The young girl living down the road had watched sadly the old man come and go for most of her 14 years. One Sunday, in pity, she left as much coal as her bicycle could carry outside his front door when he was not there, and that was the only proof that she had been there at all.
When the old man came home that evening he was happy at the anonymous gift. Less money for him he thought to spend on such luxuries, and was one of the reasons why he had so much of it left. He soon fired up the creaking stove, which had known only damp turf and scrap kindling before, and that had only ever barely warmed its metal casing and not much else. He then sat on it, which was his habit, and dozed wearing an army coat that was his seven day suit. That coat was also the safety deposit box for all the money that he had ever saved in his entire life, and it’s pockets were full of it and the lining too.
Dampness steamed from the old coat slowly at first as the old man snored and joined what was coming from the stove, the rising heat cutting through the deep layers of coat, dirt, cloth and damp money at it's base. This was a different heat, strong coal heat, but the old man had not noticed, not at first. The second burn got through to his skin and woke him up a bit, the third sent panic to his head that made him desperate, while the fourth burn sent him to the ground.
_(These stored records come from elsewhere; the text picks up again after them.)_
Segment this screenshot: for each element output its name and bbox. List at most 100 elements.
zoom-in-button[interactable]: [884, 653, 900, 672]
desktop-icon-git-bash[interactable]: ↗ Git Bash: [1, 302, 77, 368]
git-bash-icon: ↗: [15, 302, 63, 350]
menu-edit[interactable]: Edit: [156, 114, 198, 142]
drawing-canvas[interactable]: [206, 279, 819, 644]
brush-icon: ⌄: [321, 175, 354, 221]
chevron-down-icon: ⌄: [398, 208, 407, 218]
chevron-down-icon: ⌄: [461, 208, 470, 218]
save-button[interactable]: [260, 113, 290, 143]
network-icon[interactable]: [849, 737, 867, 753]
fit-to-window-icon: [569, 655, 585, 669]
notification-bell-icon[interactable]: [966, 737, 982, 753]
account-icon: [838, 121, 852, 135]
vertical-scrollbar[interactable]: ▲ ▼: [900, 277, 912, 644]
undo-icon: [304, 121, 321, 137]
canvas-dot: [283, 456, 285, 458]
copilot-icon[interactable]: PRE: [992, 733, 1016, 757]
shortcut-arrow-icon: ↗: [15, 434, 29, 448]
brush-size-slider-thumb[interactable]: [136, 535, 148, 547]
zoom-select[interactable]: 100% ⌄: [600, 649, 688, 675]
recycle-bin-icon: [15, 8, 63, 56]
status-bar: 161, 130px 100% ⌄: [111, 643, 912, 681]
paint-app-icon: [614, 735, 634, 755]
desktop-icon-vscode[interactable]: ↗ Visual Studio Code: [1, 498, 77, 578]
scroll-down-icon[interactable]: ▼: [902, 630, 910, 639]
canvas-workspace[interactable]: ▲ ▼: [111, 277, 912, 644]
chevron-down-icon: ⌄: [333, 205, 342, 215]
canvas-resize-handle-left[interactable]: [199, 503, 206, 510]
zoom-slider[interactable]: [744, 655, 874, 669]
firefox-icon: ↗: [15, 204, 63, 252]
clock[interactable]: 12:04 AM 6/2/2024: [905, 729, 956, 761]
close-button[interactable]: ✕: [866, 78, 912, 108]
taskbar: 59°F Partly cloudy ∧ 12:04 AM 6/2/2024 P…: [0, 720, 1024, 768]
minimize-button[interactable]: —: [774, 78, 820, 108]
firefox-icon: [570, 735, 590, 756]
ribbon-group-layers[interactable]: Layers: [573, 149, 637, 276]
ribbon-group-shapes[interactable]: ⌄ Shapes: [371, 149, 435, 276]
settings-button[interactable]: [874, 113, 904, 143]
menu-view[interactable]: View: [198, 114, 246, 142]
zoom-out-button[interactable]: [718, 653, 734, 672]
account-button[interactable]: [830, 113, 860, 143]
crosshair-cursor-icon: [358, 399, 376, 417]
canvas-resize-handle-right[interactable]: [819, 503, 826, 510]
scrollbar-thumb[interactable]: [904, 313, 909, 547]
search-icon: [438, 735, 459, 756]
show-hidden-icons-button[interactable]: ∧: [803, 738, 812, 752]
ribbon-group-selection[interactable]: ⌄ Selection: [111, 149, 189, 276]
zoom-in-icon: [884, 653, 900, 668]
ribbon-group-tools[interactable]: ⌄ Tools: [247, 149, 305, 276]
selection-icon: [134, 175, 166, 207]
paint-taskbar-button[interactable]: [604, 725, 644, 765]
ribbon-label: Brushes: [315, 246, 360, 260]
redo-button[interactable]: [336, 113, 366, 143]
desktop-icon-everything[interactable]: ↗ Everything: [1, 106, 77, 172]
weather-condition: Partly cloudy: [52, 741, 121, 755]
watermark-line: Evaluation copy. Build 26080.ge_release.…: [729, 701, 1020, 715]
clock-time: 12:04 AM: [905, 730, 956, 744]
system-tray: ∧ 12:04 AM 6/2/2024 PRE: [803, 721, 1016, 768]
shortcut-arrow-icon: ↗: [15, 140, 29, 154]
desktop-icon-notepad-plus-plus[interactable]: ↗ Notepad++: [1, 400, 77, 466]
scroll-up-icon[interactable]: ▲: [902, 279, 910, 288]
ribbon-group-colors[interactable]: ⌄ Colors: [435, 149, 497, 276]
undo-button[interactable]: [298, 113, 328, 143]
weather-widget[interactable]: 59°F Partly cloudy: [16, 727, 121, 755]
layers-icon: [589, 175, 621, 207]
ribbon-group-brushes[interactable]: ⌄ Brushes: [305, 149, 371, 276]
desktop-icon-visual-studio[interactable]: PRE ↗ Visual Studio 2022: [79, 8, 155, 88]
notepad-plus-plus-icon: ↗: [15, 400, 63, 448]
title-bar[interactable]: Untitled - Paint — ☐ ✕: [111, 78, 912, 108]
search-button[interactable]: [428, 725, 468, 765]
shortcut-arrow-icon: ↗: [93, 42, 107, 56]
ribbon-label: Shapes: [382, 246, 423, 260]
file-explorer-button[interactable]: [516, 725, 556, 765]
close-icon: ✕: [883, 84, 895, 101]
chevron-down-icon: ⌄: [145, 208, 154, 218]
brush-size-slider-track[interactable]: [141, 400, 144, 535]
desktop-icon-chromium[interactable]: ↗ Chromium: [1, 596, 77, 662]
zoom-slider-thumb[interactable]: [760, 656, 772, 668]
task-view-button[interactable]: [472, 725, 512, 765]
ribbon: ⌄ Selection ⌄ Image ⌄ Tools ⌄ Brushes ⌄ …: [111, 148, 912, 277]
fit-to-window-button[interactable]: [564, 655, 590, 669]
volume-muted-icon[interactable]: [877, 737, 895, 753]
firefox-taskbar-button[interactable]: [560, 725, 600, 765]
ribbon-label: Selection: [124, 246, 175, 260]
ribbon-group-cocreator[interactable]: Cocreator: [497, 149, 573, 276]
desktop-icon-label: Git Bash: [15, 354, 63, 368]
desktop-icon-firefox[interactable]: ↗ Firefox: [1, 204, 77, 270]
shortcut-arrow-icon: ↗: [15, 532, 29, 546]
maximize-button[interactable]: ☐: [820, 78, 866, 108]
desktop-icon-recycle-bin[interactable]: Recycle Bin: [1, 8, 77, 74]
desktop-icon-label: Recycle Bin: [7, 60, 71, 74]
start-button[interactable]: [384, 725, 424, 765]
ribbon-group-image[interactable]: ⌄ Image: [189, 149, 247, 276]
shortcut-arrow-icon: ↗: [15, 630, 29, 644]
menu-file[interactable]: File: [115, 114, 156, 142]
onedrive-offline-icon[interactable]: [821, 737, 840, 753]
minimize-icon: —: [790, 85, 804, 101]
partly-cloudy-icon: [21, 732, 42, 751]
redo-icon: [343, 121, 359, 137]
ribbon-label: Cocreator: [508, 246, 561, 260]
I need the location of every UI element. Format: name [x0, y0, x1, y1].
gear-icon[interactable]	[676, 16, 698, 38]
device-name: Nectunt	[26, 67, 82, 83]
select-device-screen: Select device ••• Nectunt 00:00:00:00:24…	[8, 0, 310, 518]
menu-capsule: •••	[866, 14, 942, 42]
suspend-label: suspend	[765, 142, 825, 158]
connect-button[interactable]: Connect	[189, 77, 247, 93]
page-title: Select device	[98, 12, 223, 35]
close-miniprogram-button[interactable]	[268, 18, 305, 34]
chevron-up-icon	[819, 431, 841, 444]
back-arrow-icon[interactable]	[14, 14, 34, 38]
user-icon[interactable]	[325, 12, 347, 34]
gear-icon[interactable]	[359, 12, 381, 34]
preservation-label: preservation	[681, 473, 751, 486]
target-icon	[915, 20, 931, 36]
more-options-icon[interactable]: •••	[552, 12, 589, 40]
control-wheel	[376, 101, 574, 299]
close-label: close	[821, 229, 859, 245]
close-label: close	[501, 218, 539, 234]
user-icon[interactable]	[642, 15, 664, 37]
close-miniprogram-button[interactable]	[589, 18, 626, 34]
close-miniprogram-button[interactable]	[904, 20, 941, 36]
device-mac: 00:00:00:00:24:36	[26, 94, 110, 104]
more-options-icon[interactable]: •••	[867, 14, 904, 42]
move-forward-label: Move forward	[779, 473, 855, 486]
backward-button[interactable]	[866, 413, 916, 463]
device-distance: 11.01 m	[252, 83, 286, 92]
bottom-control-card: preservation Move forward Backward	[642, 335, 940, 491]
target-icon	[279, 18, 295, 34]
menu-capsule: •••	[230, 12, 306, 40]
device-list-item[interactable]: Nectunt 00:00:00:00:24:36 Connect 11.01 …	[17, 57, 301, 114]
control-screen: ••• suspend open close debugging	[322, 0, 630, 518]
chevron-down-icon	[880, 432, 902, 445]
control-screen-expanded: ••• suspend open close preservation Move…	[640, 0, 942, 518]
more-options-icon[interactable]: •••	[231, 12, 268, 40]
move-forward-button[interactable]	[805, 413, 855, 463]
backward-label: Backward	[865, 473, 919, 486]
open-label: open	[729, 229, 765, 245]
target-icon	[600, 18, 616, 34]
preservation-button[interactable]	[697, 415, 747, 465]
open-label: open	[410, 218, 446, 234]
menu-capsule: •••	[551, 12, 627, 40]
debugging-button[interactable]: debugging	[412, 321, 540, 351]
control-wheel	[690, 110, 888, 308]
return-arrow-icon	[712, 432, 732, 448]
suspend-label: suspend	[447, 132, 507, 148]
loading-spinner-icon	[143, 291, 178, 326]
Clawing at pockets and it’s lining, he pushed any money onto the stone floor to save it; the coat was sticking to him now like a straitjacket and he could not peel that away. Panic was paralyzing him. In less than a minute it had become his deathbed for he did not know anymore how to save himself. What was left the next morning when they found him was blackened bone and skin and all that he left behind. There was more coat left than what was left of him.
Within a couple of days, his two sisters in England arrived and buried him before Friday for the cost of a pauper’s grave. The following week, his money, that what was left, was divided between them and the farmstead was sold for considerably more to add to their fortune.
By summer, there stood on the land new glasshouses for mushrooms separated by concrete pathways. What was there before carried no proof now that there once lived here a nowhere man living in a nowhere land.